What Are The New Features of Angular 8?
Angular is the most popular platform for developing client-side (front-end) mobile and desktop web apps or SPAs. With the new release of Angular 8.3, we have some really cool new features.
In this post, we are going to summarize some of the most important new features officially announced by the Angular team. Angular 8 brings many new features, particularly for the tool-chain.
This version is a major release that involves the complete platform, including the Angular core framework, Angular Material, and the Command Line Interface or CLI. We have a new set of powerful features that developers will appreciate which are added at many levels; the core framework, Angular Material library and the CLI. It has also enabled many major partner launches such as NativeScript (a framework for building native mobile apps with Angular), Angular Console (console for running Angular projects on your system),@angular/fire (for integrating Firebase with Angular) and StackBlitz (an online IDE for Angular).

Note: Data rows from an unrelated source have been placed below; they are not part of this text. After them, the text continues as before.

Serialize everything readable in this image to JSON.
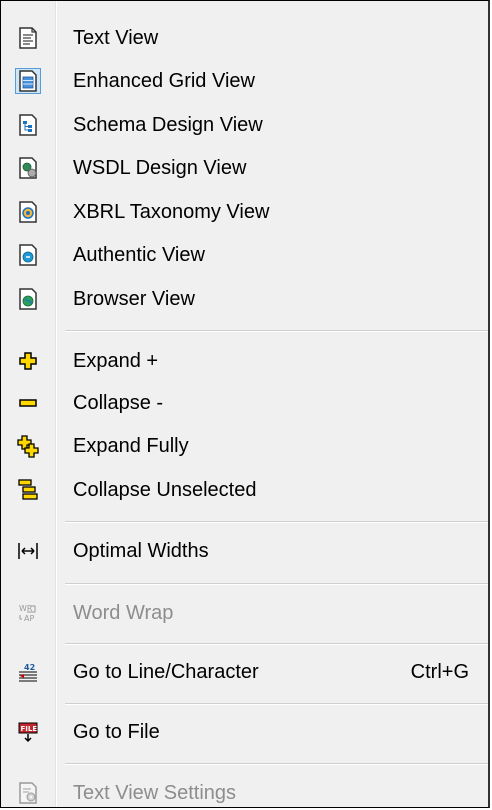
{
  "menu": {
    "items": [
      {
        "label": "Text View",
        "icon": "text-view-icon",
        "enabled": true
      },
      {
        "label": "Enhanced Grid View",
        "icon": "grid-view-icon",
        "enabled": true,
        "checked": true
      },
      {
        "label": "Schema Design View",
        "icon": "schema-view-icon",
        "enabled": true
      },
      {
        "label": "WSDL Design View",
        "icon": "wsdl-view-icon",
        "enabled": true
      },
      {
        "label": "XBRL Taxonomy View",
        "icon": "xbrl-view-icon",
        "enabled": true
      },
      {
        "label": "Authentic View",
        "icon": "authentic-view-icon",
        "enabled": true
      },
      {
        "label": "Browser View",
        "icon": "browser-view-icon",
        "enabled": true
      },
      {
        "label": "Expand +",
        "icon": "expand-icon",
        "enabled": true
      },
      {
        "label": "Collapse -",
        "icon": "collapse-icon",
        "enabled": true
      },
      {
        "label": "Expand Fully",
        "icon": "expand-fully-icon",
        "enabled": true
      },
      {
        "label": "Collapse Unselected",
        "icon": "collapse-unselected-icon",
        "enabled": true
      },
      {
        "label": "Optimal Widths",
        "icon": "optimal-widths-icon",
        "enabled": true
      },
      {
        "label": "Word Wrap",
        "icon": "word-wrap-icon",
        "enabled": false
      },
      {
        "label": "Go to Line/Character",
        "icon": "goto-line-icon",
        "enabled": true,
        "shortcut": "Ctrl+G"
      },
      {
        "label": "Go to File",
        "icon": "goto-file-icon",
        "enabled": true
      },
      {
        "label": "Text View Settings",
        "icon": "text-view-settings-icon",
        "enabled": false
      }
    ]
  },
  "colors": {
    "menu_bg": "#f0f0f0",
    "disabled_text": "#8d8d8d",
    "icon_yellow": "#ffd800",
    "icon_blue": "#1e73be"
  }
}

As planned, Angular 8 was released and these are the new and most important features:
Preview of Ivy
With the release of Angular 8, a preview version of Ivy is now available for testing. Ivy is a new rendering engine that will produce smaller bundle sizes. But it's not recommended to start using it in production not just yet. If you would like to start playing with Ivy, you can instruct the Angular CLI to enable Ivy in your project using the --enable-ivy switch:
$ ng new angular-project --enable-ivy
Web Workers
Thanks to Angular CLI 8, web workers are taken into consideration when building the production bundles which helps increase the performance. Angular CLI 8 provides now one bundle for every web worker.
Lazy Loading
The Angular Router has always supported lazy loading but now with Angular 8 the support for dynamic EcmaScript imports is added. For example:
{
path: 'lazy',
loadChildren: () => import('./mylazy/mylazy.module').then(mod => mod.Module)
}
Improvement of ngUpgrade
Angular 8 has also added new features to upgrade which makes easier for angular developers to upgrade their Angular.js apps to Angular 8.
Angular 8.3 has been released a few weeks ago! Also, the Angular team has made more steps closer to the final release of Angular 9 with many bug fixes, a few breaking changes, and performance upgrades and improvements to Ivy, the new powerful renderer of Angular that will be the default renderer starting with Angular 9.